SAMA's non-objection must be obtained prior to taking any action that could cause a material change to the financial resources of the payment services provider, including the capital.
18. Do the Regulations include requirements for risk management and governance?
The Regulations include the minimum requirements for payment services providers and specify the most important risks to be considered and the most important committees to be formed by payment services providers.
19. What should a payment services provider consider when developing policies, procedures and controls?
When developing policies, procedures and controls, the payment services provider must take into account the types of its activities carried out, the scope, nature and complexity of its business model, any operational challenges, and the level of risks associated with its operations.
20. What are the risks that must be assessed when developing policies, procedures and systems for the payment services provider's activities and products?

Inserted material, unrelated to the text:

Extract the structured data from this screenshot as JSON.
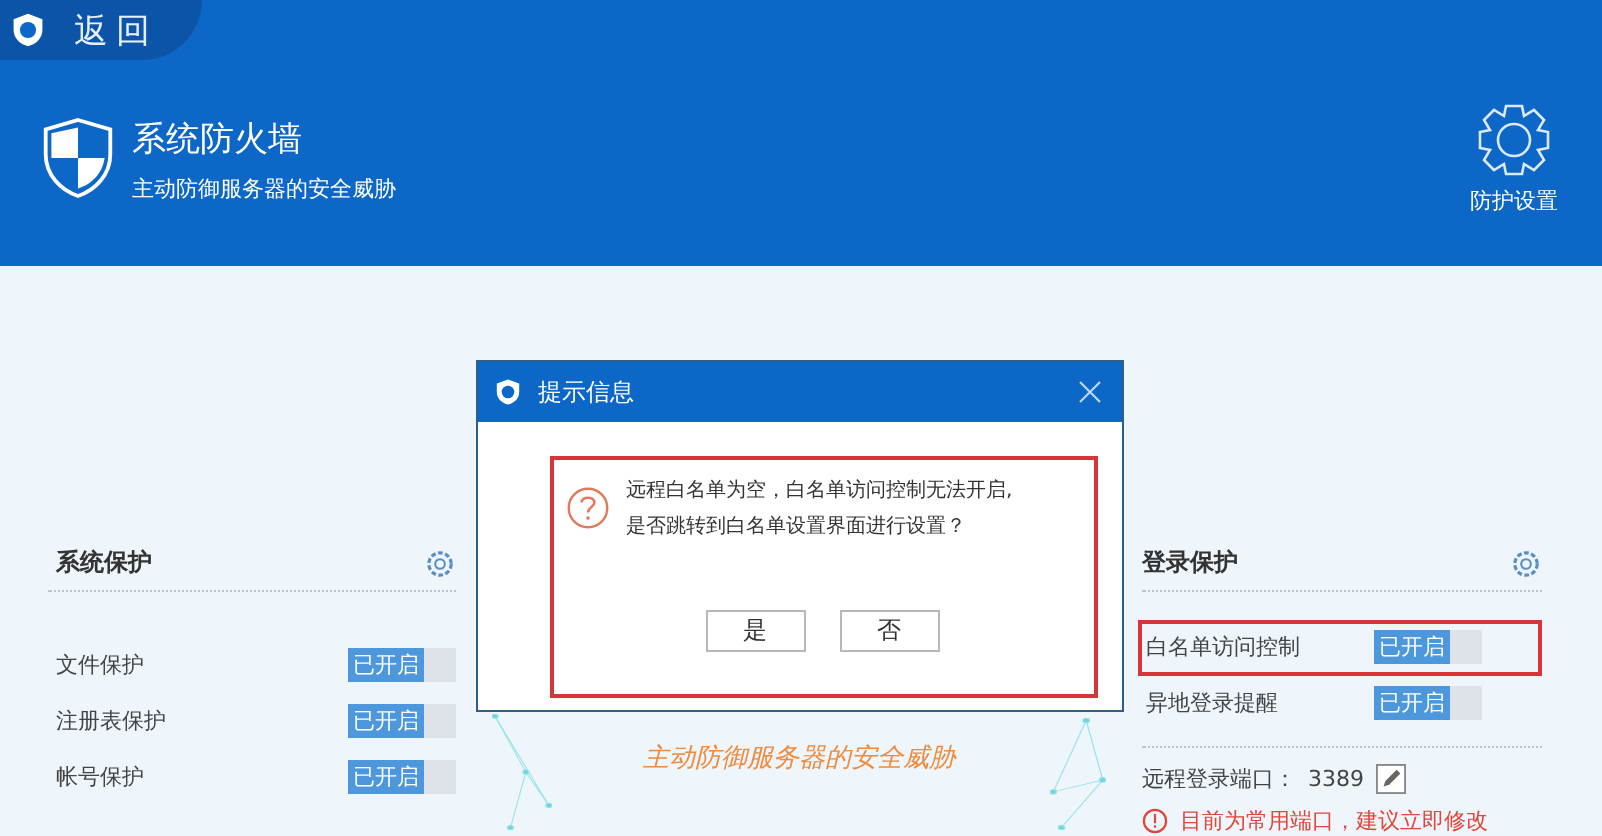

Policies, procedures, systems and controls must indicate the method for identifying, monitoring, managing and reporting potential risks. The most prominent of these are operational, fraud, money laundering and terrorist financing, cybersecurity, and liquidity risks (as mentioned in Article 8 of the Regulations)
21. When should SAMA be notified of the occurrence or possibility of a breach of the Regulations or the occurrence of fraud cases?
The payment services provider must notify SAMA as soon as possible and within a maximum period of (14) days when it learns that an actual or possible breach of the Regulations was committed by the institution or that cases of fraud occurred.
22. Should the payment services provider establish a separate legal entity in the event of conducting business activities outside the scope of the license?
The provision of services outside the scope of the payment services license must be through a separate entity in cases where such activity affects the payment services provider's ability to comply with the rules and regulations issued by SAMA.
23. The nature of payment services requires storing and processing data related to customers and their financial transactions. What are the measures to protect such data?
The Regulations stipulate various regulatory requirements that licensed companies must comply with in order to ensure the protection and confidentiality of customer data. In addition, the regulatory and supervisory role of SAMA enables it to verify companies' compliance with these requirements.